I might be, as my grandmother would have put it, a little previous in declaring October as the official oca lifting season. I'm actually hoping that the frosts will hold off for a good few weeks yet, which will allow the tubers of the ocas, ullucos and mashuas to swell properly. If we do get a killing frost this month, you can scratch the "merry" from this post's title. Now that days are shorter than 12 hours, the oca, mashua and ulluco plants seem to realise that it's time to perk up and face facts: perennate or perish.

After a prolonged period of dry weather, the rain has returned in what we refer to in this household as "mashua weather". This is the kind of drizzly, cool, cloudy weather that encourages lush growth in the mashua patch and provides the slugs and snails with 24/7 buffet opportunities. So the very weather that slaughtered the spuds earlier in the season is now back: it was only a matter of time. Still, the quicksilver droplets on mashua leaves are a partial compensation:












I've just noticed the first signs of flower buds developing on some of the mashua plants.

















I can't tell which variety though, as they have all grown together into a dense weed suppressing blanket as shown below, with my size 11 boot and shapely leg to give a bit of scale.












Some are ascending into the yacon plants. This might make for a pretty effect if the chill holds off for long enough and the mashuas flower. If they do, I'll be shutterbugging the results.
















One year, with particularly late autumn frosts, I actually got seeds forming on some of the mashuas, but they succumbed when we got a proper cold snap. So near, yet so far.

I've managed to harvest some oca seeds, all in their little envelopes, but I'm doubtful as to whether rather flimsy cellulose packets will survive more than a couple of cycles in the Atlantic front washing machine. You may be able to make out two seeds in the bottom left hand packet labelled 0908.

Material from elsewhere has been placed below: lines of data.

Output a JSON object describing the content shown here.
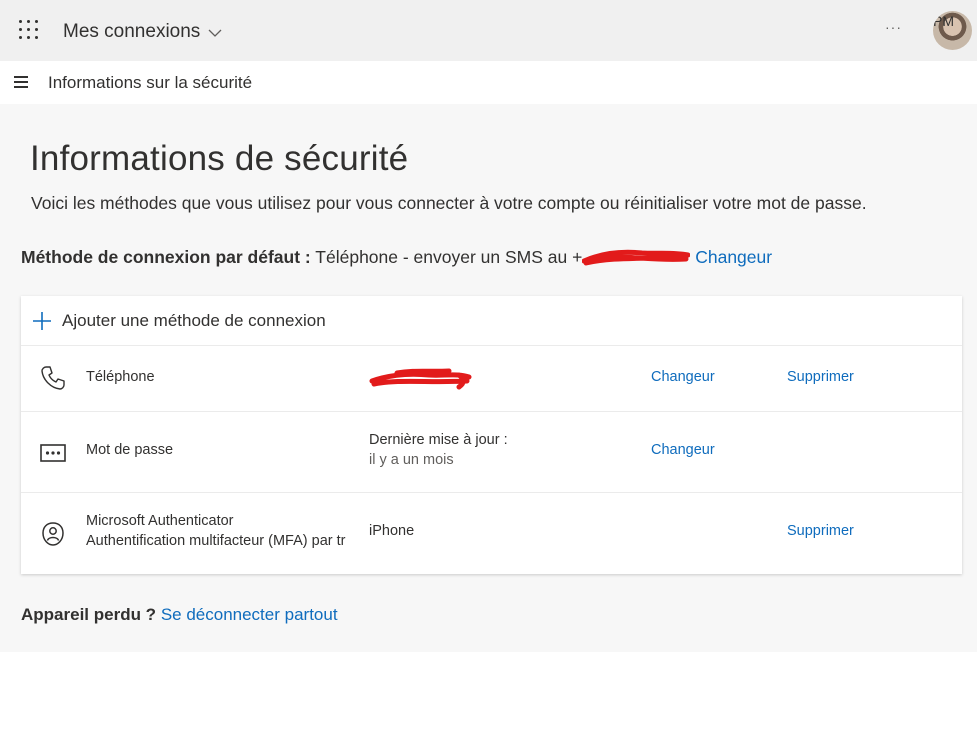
{
  "topbar": {
    "app_switcher_label": "Mes connexions",
    "more_label": "···",
    "avatar_initials": "PM"
  },
  "navbar": {
    "title": "Informations sur la sécurité"
  },
  "page": {
    "title": "Informations de sécurité",
    "subtitle": "Voici les méthodes que vous utilisez pour vous connecter à votre compte ou réinitialiser votre mot de passe.",
    "default_method_label": "Méthode de connexion par défaut :",
    "default_method_value": "Téléphone - envoyer un SMS au +",
    "default_method_change": "Changeur"
  },
  "methods": {
    "add_label": "Ajouter une méthode de connexion",
    "items": [
      {
        "name": "Téléphone",
        "icon": "phone-icon",
        "detail": "",
        "change": "Changeur",
        "delete": "Supprimer"
      },
      {
        "name": "Mot de passe",
        "icon": "password-icon",
        "detail_line1": "Dernière mise à jour :",
        "detail_line2": "il y a un mois",
        "change": "Changeur"
      },
      {
        "name_line1": "Microsoft Authenticator",
        "name_line2": "Authentification multifacteur (MFA) par tr",
        "icon": "authenticator-lock-icon",
        "detail": "iPhone",
        "delete": "Supprimer"
      }
    ]
  },
  "footer": {
    "lost_label": "Appareil perdu ?",
    "signout_link": "Se déconnecter partout"
  },
  "colors": {
    "link": "#0f6cbd",
    "redaction": "#e21b1b",
    "topbar_bg": "#f0f0f0",
    "main_bg": "#f7f7f7"
  }
}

I'm considering using some grip-seal bags as replacements. Perhaps a bit of extra warmth courtesy of trapped solar radiation might hasten the pods' maturity. Another possibility is that the combination of warmth and moisture could produce parboiled pods like a vegetable version of boil-in-the-bag-chicken. Still, I'm willing to try anything - once - to get the harvest home. It's not a matter of life and death - it's far more important than that.

Since writing the above, I took the opportunity between showers to try out a couple of grip-seal bags as glassine replacements.
Here's what I did:


























Come in, I said, I'll give ya, shelter from the storm. Notice those nice red oca pods.

















If bagging works for bananas, why not ocas?